In my life, it often comes down to grapefruit.
I’ve always been a grapefruit fan. It probably started with the size: when it comes to portions, I say bigger is better. So, if I were going to “grab a piece of fruit” per my mother’s snacking suggestion, it might as well be as close to the size of my head as possible. I never had to be coaxed to try grapefruit. I instinctively loved that razor’s edge of sweet and sour, the floral notes, the blushing pink color. I’m not a soda drinker by nature, but I cannot pass up a Fresca when offered.
Cooking dinner shouldn't be complicated
When my husband and I first connected we found out that we both had the same favorite word in French, pamplemousse, aka grapefruit. When we bought our house, we lovingly named it Chateau de Pamplemousse, and if you come to stay with us, you will find a small jar of grapefruit-flavored gummy bears in your room. We drink the pamplemousse flavor of LaCroix exclusively. My license plate is PMPLMUS.
It was therefore a natural thing, that when I came across a cocktail that started with grapefruit gin, I was all in. Just one problem. I did not possess any grapefruit gin. But a quick search online led me to a recipe for a grapefruit-infused gin, which was essentially a bottle of gin poured over the peels of a large grapefruit and steeped for 5-7 days. Now a couple of things immediately occurred to me. First, even the most careful removal of strips of citrus peel will still expose some pith, which is unpleasantly bitter, and I was thinking that it would only be intensified after a week-long hang. Also, I am super lazy, so the whole peeling and straining thing just sounded like more mess than this particular project warranted. Enter my foolproof lazy infused gin.

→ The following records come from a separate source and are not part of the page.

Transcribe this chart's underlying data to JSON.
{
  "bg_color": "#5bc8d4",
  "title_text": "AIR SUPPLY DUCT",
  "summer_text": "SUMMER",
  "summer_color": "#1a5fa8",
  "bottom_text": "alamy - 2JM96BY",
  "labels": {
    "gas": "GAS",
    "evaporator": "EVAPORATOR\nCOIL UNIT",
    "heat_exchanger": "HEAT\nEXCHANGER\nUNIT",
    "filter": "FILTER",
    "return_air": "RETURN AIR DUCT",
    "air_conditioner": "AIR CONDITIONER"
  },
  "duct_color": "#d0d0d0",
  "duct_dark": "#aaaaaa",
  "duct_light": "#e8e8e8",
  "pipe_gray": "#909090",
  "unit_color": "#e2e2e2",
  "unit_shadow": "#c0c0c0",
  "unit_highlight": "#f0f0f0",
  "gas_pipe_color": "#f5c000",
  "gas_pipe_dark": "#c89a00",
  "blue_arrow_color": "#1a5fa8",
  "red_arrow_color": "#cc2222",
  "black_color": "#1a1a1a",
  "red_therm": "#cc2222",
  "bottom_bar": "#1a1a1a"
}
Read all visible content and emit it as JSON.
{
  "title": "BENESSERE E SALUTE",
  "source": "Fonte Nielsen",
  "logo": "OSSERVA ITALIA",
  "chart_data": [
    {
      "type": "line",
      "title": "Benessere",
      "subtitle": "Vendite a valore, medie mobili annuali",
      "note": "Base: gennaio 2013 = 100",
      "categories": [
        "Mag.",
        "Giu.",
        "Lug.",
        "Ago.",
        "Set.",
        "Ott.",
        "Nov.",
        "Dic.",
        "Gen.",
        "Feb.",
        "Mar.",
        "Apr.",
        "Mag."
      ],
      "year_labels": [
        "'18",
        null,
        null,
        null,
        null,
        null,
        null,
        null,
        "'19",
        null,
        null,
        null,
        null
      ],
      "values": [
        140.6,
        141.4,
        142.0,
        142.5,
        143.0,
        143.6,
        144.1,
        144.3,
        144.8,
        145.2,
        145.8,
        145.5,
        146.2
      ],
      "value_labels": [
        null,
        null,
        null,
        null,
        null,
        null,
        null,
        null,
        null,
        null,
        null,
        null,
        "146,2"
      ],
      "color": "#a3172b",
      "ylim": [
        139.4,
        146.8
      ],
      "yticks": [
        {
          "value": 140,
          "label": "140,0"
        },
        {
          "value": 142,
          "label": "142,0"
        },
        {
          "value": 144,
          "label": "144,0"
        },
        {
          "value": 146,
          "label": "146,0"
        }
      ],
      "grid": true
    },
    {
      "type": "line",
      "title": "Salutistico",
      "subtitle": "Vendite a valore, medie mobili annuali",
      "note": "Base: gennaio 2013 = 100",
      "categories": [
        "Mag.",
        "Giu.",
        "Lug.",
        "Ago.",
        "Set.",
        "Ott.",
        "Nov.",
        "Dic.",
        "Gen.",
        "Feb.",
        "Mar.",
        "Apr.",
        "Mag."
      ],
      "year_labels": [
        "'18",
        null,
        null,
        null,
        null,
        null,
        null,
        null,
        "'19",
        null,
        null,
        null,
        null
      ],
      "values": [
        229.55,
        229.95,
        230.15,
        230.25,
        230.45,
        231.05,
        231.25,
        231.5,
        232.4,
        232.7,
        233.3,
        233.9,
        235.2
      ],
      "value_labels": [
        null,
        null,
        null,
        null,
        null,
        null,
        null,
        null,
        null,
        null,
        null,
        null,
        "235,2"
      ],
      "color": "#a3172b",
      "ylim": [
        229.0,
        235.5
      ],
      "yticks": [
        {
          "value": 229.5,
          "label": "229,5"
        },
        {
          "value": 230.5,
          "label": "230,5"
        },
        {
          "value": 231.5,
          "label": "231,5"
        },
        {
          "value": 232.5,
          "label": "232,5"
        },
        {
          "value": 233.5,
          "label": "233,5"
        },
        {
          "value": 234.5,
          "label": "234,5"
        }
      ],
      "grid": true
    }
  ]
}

How to Make Lazy Infused Grapefruit Gin
- Take an organic grapefruit and put it in the bottom of a pitcher.
- Pour a bottle of gin over it.
- Cover it with some plastic wrap and let it relax in a dark corner of my kitchen for a week.
- When the week was up, I used tongs to carefully remove the whole fruit, and poured the now fragrant tipple back into its bottle.
No muss, no fuss, just grapefruit gin.
What Else Can Be Infused?
This started me down a path of infusing spirits that threatened to overwhelm the bar cabinet. The gift of a Buddha’s hand citron? Gin. A perfect pint of kumquats? Vodka. Blood oranges? Bourbon. Tiny key limes? Rum. It is as easy as making sun tea, and the results are clean and delicious, with no artificial aftertastes like some of the flavored spirits on the market. Don’t love citrus? Peel a whole hand of ginger and toss it in there. Whole spices. A vanilla pod. Once you start, your cocktail game will go fully next level. And they make lovely gifts for friends, strain into a pretty bottle with a custom label, and you will find yourself the most popular guest on the block.
If your fruit is large, like a grapefruit, you’ll only need one per 750ml bottle. If smaller, like limes, two or three will do. Eyeball it, and start tasting at four or five days to get the intensity you want. Don’t steep longer than a week, by that point you’ll start to penetrate into the fruit and get that bitter pith taste. (And no, the fruit is not edible when the week is up. Despite your instincts, just toss it.)